The ruins kept dragging on to the north. The land around them was flat and bare, so the only thing that stood between the travellers and a horizon here was a thin veil of dust raised by the chargas’ paws from the ground.
Kangassk noticed that at some point the ground began to slope in the direction of the Region’s centre. He soon understood why: the ground they walked on was in fact a bottom of a huge crater. The ruins there no longer looked like broken teeth sticking out of the ground, they were just piles of crushed stone and dust scattered along the way and formed a circular rampart by the crater’s centre. To climb it, Vlada and Kan had to dismount from their chargas and go on foot. The view from the top of the rampart was so alien it sent shivers down Kan’s back. In the former centre of the ancient catastrophic explosion stood a huge black cube, perfectly smooth, undamaged, and free from dust. A lonely man sat on the cube, his cloaked head bowed, his shoulders slouched. He leaned his heavily worn staff against one of the cube’s polished black walls. Silvered by the young moon, the staff shone through the night like a fantasy mage’s weapon would.
Vlada approached the man.
“Hello, Sereg,” she sighed. The sadness in her voice was so deep that even Kangassk who had no idea what it was about could feel it too.

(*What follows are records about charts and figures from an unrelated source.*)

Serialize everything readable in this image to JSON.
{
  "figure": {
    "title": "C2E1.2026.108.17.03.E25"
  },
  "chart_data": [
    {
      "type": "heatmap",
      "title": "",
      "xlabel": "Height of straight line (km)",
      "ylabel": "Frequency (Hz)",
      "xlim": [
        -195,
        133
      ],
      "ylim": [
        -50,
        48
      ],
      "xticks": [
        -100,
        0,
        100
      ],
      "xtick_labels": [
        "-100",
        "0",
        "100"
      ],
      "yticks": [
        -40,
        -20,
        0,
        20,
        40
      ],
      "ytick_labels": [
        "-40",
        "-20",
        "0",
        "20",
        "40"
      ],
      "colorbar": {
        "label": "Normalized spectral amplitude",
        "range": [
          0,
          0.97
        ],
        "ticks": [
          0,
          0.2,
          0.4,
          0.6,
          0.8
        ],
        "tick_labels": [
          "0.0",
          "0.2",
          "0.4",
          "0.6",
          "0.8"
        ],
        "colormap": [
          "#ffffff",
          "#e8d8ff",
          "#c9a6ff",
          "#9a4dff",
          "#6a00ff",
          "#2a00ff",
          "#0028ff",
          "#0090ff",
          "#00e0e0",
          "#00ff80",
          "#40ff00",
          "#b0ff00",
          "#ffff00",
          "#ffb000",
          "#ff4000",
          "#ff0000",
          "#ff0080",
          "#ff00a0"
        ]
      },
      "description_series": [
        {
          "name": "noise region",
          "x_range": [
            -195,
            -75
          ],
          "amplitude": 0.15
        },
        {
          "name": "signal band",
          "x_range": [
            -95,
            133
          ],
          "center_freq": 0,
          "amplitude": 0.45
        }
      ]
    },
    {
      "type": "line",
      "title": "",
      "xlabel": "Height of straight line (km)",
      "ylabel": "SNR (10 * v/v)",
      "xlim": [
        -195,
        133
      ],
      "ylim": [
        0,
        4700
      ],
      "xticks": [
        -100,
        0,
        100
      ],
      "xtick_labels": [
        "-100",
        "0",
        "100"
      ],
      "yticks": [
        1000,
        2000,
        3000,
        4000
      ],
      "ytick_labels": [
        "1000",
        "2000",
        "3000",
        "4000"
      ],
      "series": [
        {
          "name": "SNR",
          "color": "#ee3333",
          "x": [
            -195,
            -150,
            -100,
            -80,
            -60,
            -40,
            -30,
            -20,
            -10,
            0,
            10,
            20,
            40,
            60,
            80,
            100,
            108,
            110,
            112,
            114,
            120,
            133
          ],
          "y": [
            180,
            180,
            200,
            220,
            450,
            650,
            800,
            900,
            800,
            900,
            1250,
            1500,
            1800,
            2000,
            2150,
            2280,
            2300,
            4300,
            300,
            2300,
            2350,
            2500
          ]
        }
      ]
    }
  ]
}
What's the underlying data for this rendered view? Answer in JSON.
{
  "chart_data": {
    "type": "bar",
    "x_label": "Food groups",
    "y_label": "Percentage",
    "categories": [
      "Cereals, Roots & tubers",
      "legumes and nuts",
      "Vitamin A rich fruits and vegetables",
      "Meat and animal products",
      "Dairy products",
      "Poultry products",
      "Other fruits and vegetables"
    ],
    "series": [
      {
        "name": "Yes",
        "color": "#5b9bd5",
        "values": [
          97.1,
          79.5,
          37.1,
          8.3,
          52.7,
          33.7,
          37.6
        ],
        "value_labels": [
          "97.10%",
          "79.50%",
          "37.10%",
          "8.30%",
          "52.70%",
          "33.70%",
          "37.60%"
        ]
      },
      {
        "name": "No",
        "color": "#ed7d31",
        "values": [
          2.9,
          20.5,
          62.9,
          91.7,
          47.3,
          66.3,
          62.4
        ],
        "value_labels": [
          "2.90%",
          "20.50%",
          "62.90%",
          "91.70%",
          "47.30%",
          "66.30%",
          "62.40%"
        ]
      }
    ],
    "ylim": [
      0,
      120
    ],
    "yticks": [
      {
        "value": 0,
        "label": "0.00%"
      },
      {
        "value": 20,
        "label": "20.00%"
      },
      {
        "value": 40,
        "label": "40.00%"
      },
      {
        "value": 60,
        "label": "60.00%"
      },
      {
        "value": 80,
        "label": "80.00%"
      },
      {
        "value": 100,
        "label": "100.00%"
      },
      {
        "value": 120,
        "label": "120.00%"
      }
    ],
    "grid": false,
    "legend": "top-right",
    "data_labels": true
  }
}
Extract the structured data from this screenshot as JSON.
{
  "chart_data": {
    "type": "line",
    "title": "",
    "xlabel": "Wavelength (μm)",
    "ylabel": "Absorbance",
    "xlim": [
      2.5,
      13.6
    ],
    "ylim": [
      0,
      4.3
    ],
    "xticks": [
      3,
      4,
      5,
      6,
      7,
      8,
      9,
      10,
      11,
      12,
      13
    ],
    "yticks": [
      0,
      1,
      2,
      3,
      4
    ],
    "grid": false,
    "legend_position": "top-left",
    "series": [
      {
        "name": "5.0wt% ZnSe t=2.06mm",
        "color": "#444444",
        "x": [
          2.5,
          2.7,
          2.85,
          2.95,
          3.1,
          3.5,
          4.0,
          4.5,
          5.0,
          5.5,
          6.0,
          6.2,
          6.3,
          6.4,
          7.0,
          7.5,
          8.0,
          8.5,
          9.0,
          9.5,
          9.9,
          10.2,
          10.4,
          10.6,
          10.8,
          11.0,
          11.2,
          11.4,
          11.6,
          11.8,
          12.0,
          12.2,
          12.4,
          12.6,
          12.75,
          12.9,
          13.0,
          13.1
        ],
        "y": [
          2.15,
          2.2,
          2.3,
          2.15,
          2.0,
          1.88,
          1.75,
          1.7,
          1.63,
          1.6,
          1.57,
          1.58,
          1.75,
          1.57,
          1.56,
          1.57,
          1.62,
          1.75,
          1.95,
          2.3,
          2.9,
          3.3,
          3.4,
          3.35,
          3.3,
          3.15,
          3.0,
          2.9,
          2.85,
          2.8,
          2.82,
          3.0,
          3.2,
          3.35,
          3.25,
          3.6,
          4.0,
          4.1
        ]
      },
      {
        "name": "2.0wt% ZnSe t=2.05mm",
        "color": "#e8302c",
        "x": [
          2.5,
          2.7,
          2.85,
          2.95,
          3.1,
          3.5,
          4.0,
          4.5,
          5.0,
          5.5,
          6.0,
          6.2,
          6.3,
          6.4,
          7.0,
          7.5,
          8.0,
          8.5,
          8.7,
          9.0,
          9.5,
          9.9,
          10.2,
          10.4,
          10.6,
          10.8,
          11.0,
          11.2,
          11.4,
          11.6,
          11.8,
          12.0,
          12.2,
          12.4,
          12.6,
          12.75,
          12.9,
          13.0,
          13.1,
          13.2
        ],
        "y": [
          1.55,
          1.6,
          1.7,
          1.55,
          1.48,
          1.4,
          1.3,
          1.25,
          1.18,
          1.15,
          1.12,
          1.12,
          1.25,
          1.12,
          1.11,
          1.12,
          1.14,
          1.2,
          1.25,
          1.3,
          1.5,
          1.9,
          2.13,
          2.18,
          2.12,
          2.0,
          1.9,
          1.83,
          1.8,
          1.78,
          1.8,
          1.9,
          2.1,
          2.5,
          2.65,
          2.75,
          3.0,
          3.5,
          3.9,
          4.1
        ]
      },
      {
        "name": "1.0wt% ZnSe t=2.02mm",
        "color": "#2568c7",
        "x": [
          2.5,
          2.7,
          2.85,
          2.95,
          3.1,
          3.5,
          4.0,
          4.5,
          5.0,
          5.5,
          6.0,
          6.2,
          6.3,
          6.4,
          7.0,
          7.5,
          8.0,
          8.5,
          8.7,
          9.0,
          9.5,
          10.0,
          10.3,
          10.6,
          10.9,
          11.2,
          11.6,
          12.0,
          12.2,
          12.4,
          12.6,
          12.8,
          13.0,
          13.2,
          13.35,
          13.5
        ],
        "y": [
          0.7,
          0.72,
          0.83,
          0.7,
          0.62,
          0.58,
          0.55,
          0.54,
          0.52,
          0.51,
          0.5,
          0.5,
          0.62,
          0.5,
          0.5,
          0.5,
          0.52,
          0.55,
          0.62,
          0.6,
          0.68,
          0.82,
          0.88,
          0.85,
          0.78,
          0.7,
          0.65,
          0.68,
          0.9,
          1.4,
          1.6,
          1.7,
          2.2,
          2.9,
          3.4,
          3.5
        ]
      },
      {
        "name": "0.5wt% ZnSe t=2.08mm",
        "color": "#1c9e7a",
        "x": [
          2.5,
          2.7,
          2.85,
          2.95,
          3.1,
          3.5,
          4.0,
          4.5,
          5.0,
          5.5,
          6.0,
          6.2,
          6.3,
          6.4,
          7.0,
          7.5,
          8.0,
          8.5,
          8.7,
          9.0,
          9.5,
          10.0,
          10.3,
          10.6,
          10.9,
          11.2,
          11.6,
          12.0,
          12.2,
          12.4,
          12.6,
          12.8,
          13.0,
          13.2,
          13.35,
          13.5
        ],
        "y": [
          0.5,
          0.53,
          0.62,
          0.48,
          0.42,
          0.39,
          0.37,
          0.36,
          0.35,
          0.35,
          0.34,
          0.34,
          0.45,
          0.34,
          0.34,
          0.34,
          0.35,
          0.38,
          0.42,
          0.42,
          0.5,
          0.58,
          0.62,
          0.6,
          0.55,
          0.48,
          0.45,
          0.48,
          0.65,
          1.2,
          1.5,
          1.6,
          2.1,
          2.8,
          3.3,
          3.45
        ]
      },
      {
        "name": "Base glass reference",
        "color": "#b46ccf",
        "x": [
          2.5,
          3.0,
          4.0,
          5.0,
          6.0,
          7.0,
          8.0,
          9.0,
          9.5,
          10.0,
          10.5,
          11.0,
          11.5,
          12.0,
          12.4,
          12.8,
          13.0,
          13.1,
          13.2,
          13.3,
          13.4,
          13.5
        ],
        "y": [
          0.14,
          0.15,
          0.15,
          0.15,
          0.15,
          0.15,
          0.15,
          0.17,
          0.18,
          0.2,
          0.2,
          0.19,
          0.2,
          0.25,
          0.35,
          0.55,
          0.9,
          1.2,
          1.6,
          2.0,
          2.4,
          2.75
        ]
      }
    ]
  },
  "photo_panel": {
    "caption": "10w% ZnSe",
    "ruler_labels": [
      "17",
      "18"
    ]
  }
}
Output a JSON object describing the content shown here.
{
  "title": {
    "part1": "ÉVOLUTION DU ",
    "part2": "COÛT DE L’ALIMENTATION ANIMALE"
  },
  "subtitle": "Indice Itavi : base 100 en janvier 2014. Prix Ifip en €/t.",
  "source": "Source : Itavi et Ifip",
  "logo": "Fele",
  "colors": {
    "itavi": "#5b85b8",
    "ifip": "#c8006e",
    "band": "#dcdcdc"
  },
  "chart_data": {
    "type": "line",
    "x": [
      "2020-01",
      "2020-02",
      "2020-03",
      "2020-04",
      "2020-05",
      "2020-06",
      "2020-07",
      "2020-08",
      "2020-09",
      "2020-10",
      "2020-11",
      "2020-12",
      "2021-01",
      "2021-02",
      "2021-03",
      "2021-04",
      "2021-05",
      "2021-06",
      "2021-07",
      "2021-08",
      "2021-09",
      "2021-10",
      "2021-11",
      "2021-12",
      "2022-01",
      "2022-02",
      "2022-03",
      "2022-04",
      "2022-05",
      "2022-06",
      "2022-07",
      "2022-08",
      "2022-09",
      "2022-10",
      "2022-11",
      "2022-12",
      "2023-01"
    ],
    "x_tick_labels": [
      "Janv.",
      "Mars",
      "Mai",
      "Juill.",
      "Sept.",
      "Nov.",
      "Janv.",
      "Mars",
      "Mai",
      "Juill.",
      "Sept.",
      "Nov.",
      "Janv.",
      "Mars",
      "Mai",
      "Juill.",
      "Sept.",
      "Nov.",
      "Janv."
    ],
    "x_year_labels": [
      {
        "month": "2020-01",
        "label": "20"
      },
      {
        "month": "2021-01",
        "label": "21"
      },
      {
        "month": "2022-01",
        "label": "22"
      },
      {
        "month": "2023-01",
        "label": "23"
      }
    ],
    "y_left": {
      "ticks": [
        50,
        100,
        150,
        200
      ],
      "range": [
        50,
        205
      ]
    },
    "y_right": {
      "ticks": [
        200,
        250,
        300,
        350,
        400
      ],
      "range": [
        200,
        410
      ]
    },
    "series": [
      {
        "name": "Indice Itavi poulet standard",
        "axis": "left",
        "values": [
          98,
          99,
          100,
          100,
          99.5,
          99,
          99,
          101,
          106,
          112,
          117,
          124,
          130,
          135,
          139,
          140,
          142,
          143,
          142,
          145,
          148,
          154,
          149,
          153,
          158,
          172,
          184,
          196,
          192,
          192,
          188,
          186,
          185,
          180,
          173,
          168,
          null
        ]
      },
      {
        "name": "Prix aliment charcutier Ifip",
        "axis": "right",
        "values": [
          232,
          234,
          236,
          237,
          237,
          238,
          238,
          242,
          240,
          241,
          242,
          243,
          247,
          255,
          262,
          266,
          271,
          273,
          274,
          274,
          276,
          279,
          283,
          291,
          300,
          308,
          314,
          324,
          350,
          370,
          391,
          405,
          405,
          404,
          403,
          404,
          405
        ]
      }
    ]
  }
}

“Hello, Vlada,” replied the man. He didn’t sound happy as well.
The man named Sereg removed his hood and stood up. He was so tall he towered above Vlada and Kan like a mountain but his physique didn’t match his height: Sereg was so thin he looked starved. Kan could not guess his age. The stranger’s hair was grey, either with age or with dust, there were dark shadows under his eyes as if he had been running or fighting for a long time. One moment his face seemed young yet but the next moment it didn’t, not after your eyes met his.
Now, when Vlada stood beside this strange man, she looked way older than her young face suggested as well.
Sereg had no sword on him, just the steel bound staff, no doubt as heavy as a solid rock. Kangassk, a smith’s apprentice, knew the very moment he saw that thing that it was no mere walking stick but a weapon as deadly as a sword in the right hands.
“I came through the Chasm,” said Sereg in a hollow voice.
“Why?!” exclaimed Vlada.
“I was in a hurry.” He bowed his head slightly. “Didn’t want to be late.”
Sereg and Vlada sat at the edge of the cube. They paid no attention to Kangassk at all, he just stood there, as still as a statue, his hands resting on the chargas’ necks.
Sereg took a deep breath.
“Vlada,” he said in a grave voice, “it’s not easy for me to say this... At first, after my journal had disappeared I didn’t think much of it. Yes, I put an incineration spell on the journal no thief would survive. But I remembered showing it to Orion and thought that maybe after I had removed the spell back then I just forgot to restore it...”
“What happened, Sereg?” asked Vlada quietly.
Sereg didn’t answer, not with words, at least. Instead, he removed something from his neck and showed it to Vlada. Kangassk could see it too. It was a silver pendant on a long chain, once beautiful, now brutally vandalized as if someone had torn a big jewel out of its delicate pattern.
“No one besides us could have survived touching this,” stated Sereg. “You know why.”